- L'épidémie de bronchiolite se poursuit en France.
- L’immunisation directe par l’injection au nouveau-né de l’anticorps monoclonal nirsevimab (Beyfortus) est plus efficace que celle indirecte par la vaccination des femmes enceintes par Abrysvo.
- Dans le détail, l’administration du Beyfortus réduit le risque d’hospitalisation, d’admission en soins intensifs et réanimation, de recours à une ventilation et d’oxygénothérapie.
Du 8 au 14 décembre, toutes les régions hexagonales étaient en épidémie de bronchiolite, excepté la Corse qui était en pré-épidémie. "Les indicateurs syndromiques étaient en augmentation en ville, à des niveaux proches de ceux observés la saison précédente à la même période. Une tendance à la stabilisation était observée pour les passages aux urgences, mais les hospitalisations après passage étaient en augmentation. Le taux de détection du VRS (virus respiratoire syncytial) tous âges était en augmentation dans les prélèvements nasopharyngés réalisés par les laboratoires de biologie médicale en ville et amorçait une diminution à l’hôpital", peut-on lire dans le dernier bulletin de Santé publique France.

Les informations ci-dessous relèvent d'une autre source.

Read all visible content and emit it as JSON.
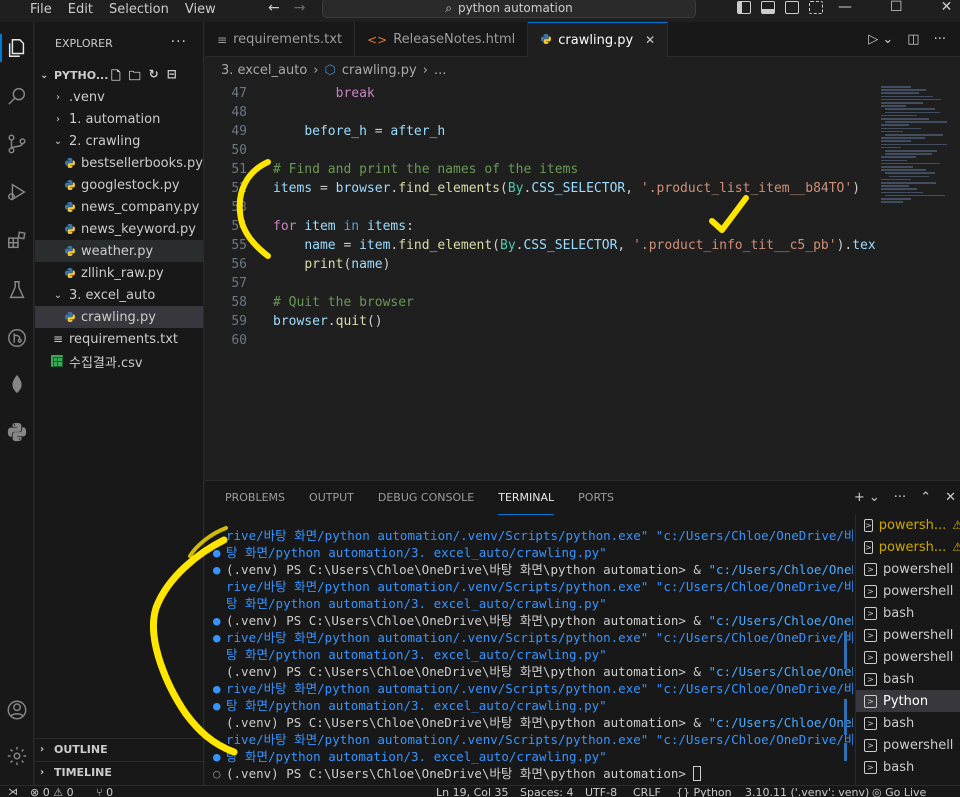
{
  "menu": [
    "File",
    "Edit",
    "Selection",
    "View"
  ],
  "command_center": "python automation",
  "window_controls": [
    "—",
    "☐",
    "✕"
  ],
  "sidebar": {
    "title": "EXPLORER",
    "more": "···",
    "root": "PYTHO...",
    "tree": [
      {
        "label": ".venv",
        "type": "folder",
        "open": false,
        "indent": 1
      },
      {
        "label": "1. automation",
        "type": "folder",
        "open": false,
        "indent": 1
      },
      {
        "label": "2. crawling",
        "type": "folder",
        "open": true,
        "indent": 1
      },
      {
        "label": "bestsellerbooks.py",
        "type": "py",
        "indent": 2
      },
      {
        "label": "googlestock.py",
        "type": "py",
        "indent": 2
      },
      {
        "label": "news_company.py",
        "type": "py",
        "indent": 2
      },
      {
        "label": "news_keyword.py",
        "type": "py",
        "indent": 2
      },
      {
        "label": "weather.py",
        "type": "py",
        "indent": 2,
        "state": "hovered"
      },
      {
        "label": "zllink_raw.py",
        "type": "py",
        "indent": 2
      },
      {
        "label": "3. excel_auto",
        "type": "folder",
        "open": true,
        "indent": 1
      },
      {
        "label": "crawling.py",
        "type": "py",
        "indent": 2,
        "state": "selected"
      },
      {
        "label": "requirements.txt",
        "type": "txt",
        "indent": 1
      },
      {
        "label": "수집결과.csv",
        "type": "csv",
        "indent": 1
      }
    ],
    "outline": "OUTLINE",
    "timeline": "TIMELINE"
  },
  "tabs": [
    {
      "label": "requirements.txt",
      "icon": "≡",
      "active": false
    },
    {
      "label": "ReleaseNotes.html",
      "icon": "<>",
      "active": false
    },
    {
      "label": "crawling.py",
      "icon": "py",
      "active": true,
      "close": "✕"
    }
  ],
  "breadcrumb": {
    "folder": "3. excel_auto",
    "file": "crawling.py",
    "rest": "..."
  },
  "code_lines": [
    {
      "n": "47",
      "indent": "        ",
      "tokens": [
        [
          "kw",
          "break"
        ]
      ]
    },
    {
      "n": "48",
      "indent": "",
      "tokens": []
    },
    {
      "n": "49",
      "indent": "    ",
      "tokens": [
        [
          "var",
          "before_h"
        ],
        [
          "pl",
          " = "
        ],
        [
          "var",
          "after_h"
        ]
      ]
    },
    {
      "n": "50",
      "indent": "",
      "tokens": []
    },
    {
      "n": "51",
      "indent": "",
      "tokens": [
        [
          "com",
          "# Find and print the names of the items"
        ]
      ]
    },
    {
      "n": "52",
      "indent": "",
      "tokens": [
        [
          "var",
          "items"
        ],
        [
          "pl",
          " = "
        ],
        [
          "var",
          "browser"
        ],
        [
          "pl",
          "."
        ],
        [
          "fn",
          "find_elements"
        ],
        [
          "pl",
          "("
        ],
        [
          "cls",
          "By"
        ],
        [
          "pl",
          "."
        ],
        [
          "var",
          "CSS_SELECTOR"
        ],
        [
          "pl",
          ", "
        ],
        [
          "str",
          "'.product_list_item__b84TO'"
        ],
        [
          "pl",
          ")"
        ]
      ]
    },
    {
      "n": "53",
      "indent": "",
      "tokens": []
    },
    {
      "n": "54",
      "indent": "",
      "tokens": [
        [
          "kw",
          "for"
        ],
        [
          "pl",
          " "
        ],
        [
          "var",
          "item"
        ],
        [
          "pl",
          " "
        ],
        [
          "kw2",
          "in"
        ],
        [
          "pl",
          " "
        ],
        [
          "var",
          "items"
        ],
        [
          "pl",
          ":"
        ]
      ]
    },
    {
      "n": "55",
      "indent": "    ",
      "tokens": [
        [
          "var",
          "name"
        ],
        [
          "pl",
          " = "
        ],
        [
          "var",
          "item"
        ],
        [
          "pl",
          "."
        ],
        [
          "fn",
          "find_element"
        ],
        [
          "pl",
          "("
        ],
        [
          "cls",
          "By"
        ],
        [
          "pl",
          "."
        ],
        [
          "var",
          "CSS_SELECTOR"
        ],
        [
          "pl",
          ", "
        ],
        [
          "str",
          "'.product_info_tit__c5_pb'"
        ],
        [
          "pl",
          ")."
        ],
        [
          "var",
          "text"
        ]
      ]
    },
    {
      "n": "56",
      "indent": "    ",
      "tokens": [
        [
          "fn",
          "print"
        ],
        [
          "pl",
          "("
        ],
        [
          "var",
          "name"
        ],
        [
          "pl",
          ")"
        ]
      ]
    },
    {
      "n": "57",
      "indent": "",
      "tokens": []
    },
    {
      "n": "58",
      "indent": "",
      "tokens": [
        [
          "com",
          "# Quit the browser"
        ]
      ]
    },
    {
      "n": "59",
      "indent": "",
      "tokens": [
        [
          "var",
          "browser"
        ],
        [
          "pl",
          "."
        ],
        [
          "fn",
          "quit"
        ],
        [
          "pl",
          "()"
        ]
      ]
    },
    {
      "n": "60",
      "indent": "",
      "tokens": []
    }
  ],
  "panel": {
    "tabs": [
      "PROBLEMS",
      "OUTPUT",
      "DEBUG CONSOLE",
      "TERMINAL",
      "PORTS"
    ],
    "active_tab": "TERMINAL"
  },
  "terminal_lines": [
    {
      "dot": "",
      "parts": [
        [
          "tpath",
          "rive/바탕 화면/python automation/.venv/Scripts/python.exe\" \"c:/Users/Chloe/OneDrive/바"
        ]
      ]
    },
    {
      "dot": "●",
      "parts": [
        [
          "tpath",
          "탕 화면/python automation/3. excel_auto/crawling.py\""
        ]
      ]
    },
    {
      "dot": "●",
      "parts": [
        [
          "pl",
          "(.venv) PS C:\\Users\\Chloe\\OneDrive\\바탕 화면\\python automation> & "
        ],
        [
          "tstr",
          "\"c:/Users/Chloe/OneD"
        ]
      ]
    },
    {
      "dot": "",
      "parts": [
        [
          "tpath",
          "rive/바탕 화면/python automation/.venv/Scripts/python.exe\" \"c:/Users/Chloe/OneDrive/바"
        ]
      ]
    },
    {
      "dot": "",
      "parts": [
        [
          "tpath",
          "탕 화면/python automation/3. excel_auto/crawling.py\""
        ]
      ]
    },
    {
      "dot": "●",
      "parts": [
        [
          "pl",
          "(.venv) PS C:\\Users\\Chloe\\OneDrive\\바탕 화면\\python automation> & "
        ],
        [
          "tstr",
          "\"c:/Users/Chloe/OneD"
        ]
      ]
    },
    {
      "dot": "●",
      "parts": [
        [
          "tpath",
          "rive/바탕 화면/python automation/.venv/Scripts/python.exe\" \"c:/Users/Chloe/OneDrive/바"
        ]
      ]
    },
    {
      "dot": "",
      "parts": [
        [
          "tpath",
          "탕 화면/python automation/3. excel_auto/crawling.py\""
        ]
      ]
    },
    {
      "dot": "",
      "parts": [
        [
          "pl",
          "(.venv) PS C:\\Users\\Chloe\\OneDrive\\바탕 화면\\python automation> & "
        ],
        [
          "tstr",
          "\"c:/Users/Chloe/OneD"
        ]
      ]
    },
    {
      "dot": "●",
      "parts": [
        [
          "tpath",
          "rive/바탕 화면/python automation/.venv/Scripts/python.exe\" \"c:/Users/Chloe/OneDrive/바"
        ]
      ]
    },
    {
      "dot": "●",
      "parts": [
        [
          "tpath",
          "탕 화면/python automation/3. excel_auto/crawling.py\""
        ]
      ]
    },
    {
      "dot": "",
      "parts": [
        [
          "pl",
          "(.venv) PS C:\\Users\\Chloe\\OneDrive\\바탕 화면\\python automation> & "
        ],
        [
          "tstr",
          "\"c:/Users/Chloe/OneD"
        ]
      ]
    },
    {
      "dot": "",
      "parts": [
        [
          "tpath",
          "rive/바탕 화면/python automation/.venv/Scripts/python.exe\" \"c:/Users/Chloe/OneDrive/바"
        ]
      ]
    },
    {
      "dot": "●",
      "parts": [
        [
          "tpath",
          "탕 화면/python automation/3. excel_auto/crawling.py\""
        ]
      ]
    },
    {
      "dot": "○",
      "parts": [
        [
          "pl",
          "(.venv) PS C:\\Users\\Chloe\\OneDrive\\바탕 화면\\python automation> "
        ]
      ],
      "cursor": true
    }
  ],
  "terminals": [
    {
      "label": "powersh...",
      "warn": true
    },
    {
      "label": "powersh...",
      "warn": true
    },
    {
      "label": "powershell"
    },
    {
      "label": "powershell"
    },
    {
      "label": "bash"
    },
    {
      "label": "powershell"
    },
    {
      "label": "powershell"
    },
    {
      "label": "bash"
    },
    {
      "label": "Python",
      "selected": true
    },
    {
      "label": "bash"
    },
    {
      "label": "powershell"
    },
    {
      "label": "bash"
    }
  ],
  "statusbar": {
    "problems": "⊗ 0 ⚠ 0",
    "ports": "⑂ 0",
    "position": "Ln 19, Col 35",
    "spaces": "Spaces: 4",
    "encoding": "UTF-8",
    "eol": "CRLF",
    "language": "{} Python",
    "interpreter": "3.10.11 ('.venv': venv)",
    "golive": "◎ Go Live"
  },
  "colors": {
    "accent": "#0078d4",
    "annotation": "#ffe600"
  }
}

Dans celui-ci, l’autorité sanitaire rappelle l’existence de deux stratégies de prévention du virus respiratoire syncytial (VRS), responsable de la bronchiolite. Il s’agit de la vaccination de la femme enceinte, qui est recommandée selon le schéma à une dose avec le vaccin Abrysvo, entre la 32ème et la 36ème semaine d’aménorrhée. Cette approche permet une protection indirecte du nourrisson par le transfert d’anticorps maternels. Autre option : les anticorps monoclonaux disponibles, à savoir le Beyfortus (nirsevimab) et le Synagis (palivizumab). Ces traitements sont administrés en une fois sous forme de piqûre et protègent les nourrissons en quelques jours après l’injection et pendant au moins 5 mois.
Le Beyfortus protège mieux les nourrissons contre la bronchiolite
Dans une nouvelle étude, publiée dans la revue JAMA, EPI-PHARE, groupement d’intérêt scientifique entre l’ANSM et la Cnam, a voulu comparer l’efficacité du Beyfortus et de l’Abrysvo. Pour ce faire, ils ont utilisé des données du Système national des données de santé. Au total, 42.560 nourrissons nés entre septembre et décembre 2024, ayant reçu une immunisation passive par nirsevimab ou une immunisation maternelle par RSVpreF, ont été inclus. Les chercheurs ont pris en compte la date de sortie de la maternité, le sexe, l’âge gestationnel et la région.
Après un suivi médian de 84 jours, 481 hospitalisations liées au VRS, dont 212 dans le groupe Beyfortus et 269 dans le groupe Abrysvo, ont été enregistrées. Selon les travaux, le risque d’hospitalisation était significativement plus faible chez les enfants ayant reçu le Beyfortus. Les risques d’admission en soins intensifs et réanimation, de recours à une ventilation et d’oxygénothérapie étaient également inférieurs chez ces bébés.
Bronchiolite : "les deux approches restent efficaces et complémentaires"
"Ces résultats suggèrent que le Beyfortus offre une efficacité supérieure à celle de la vaccination maternelle par Abrysvo dans la prévention des hospitalisations liées au VRS et des formes sévères au cours de la première saison de VRS chez les nourrissons. Toutefois, les deux approches restent efficaces et complémentaires, et leur intégration dans une stratégie combinée pourrait permettre d’optimiser la prévention du VRS en population générale", ont conclu les scientifiques.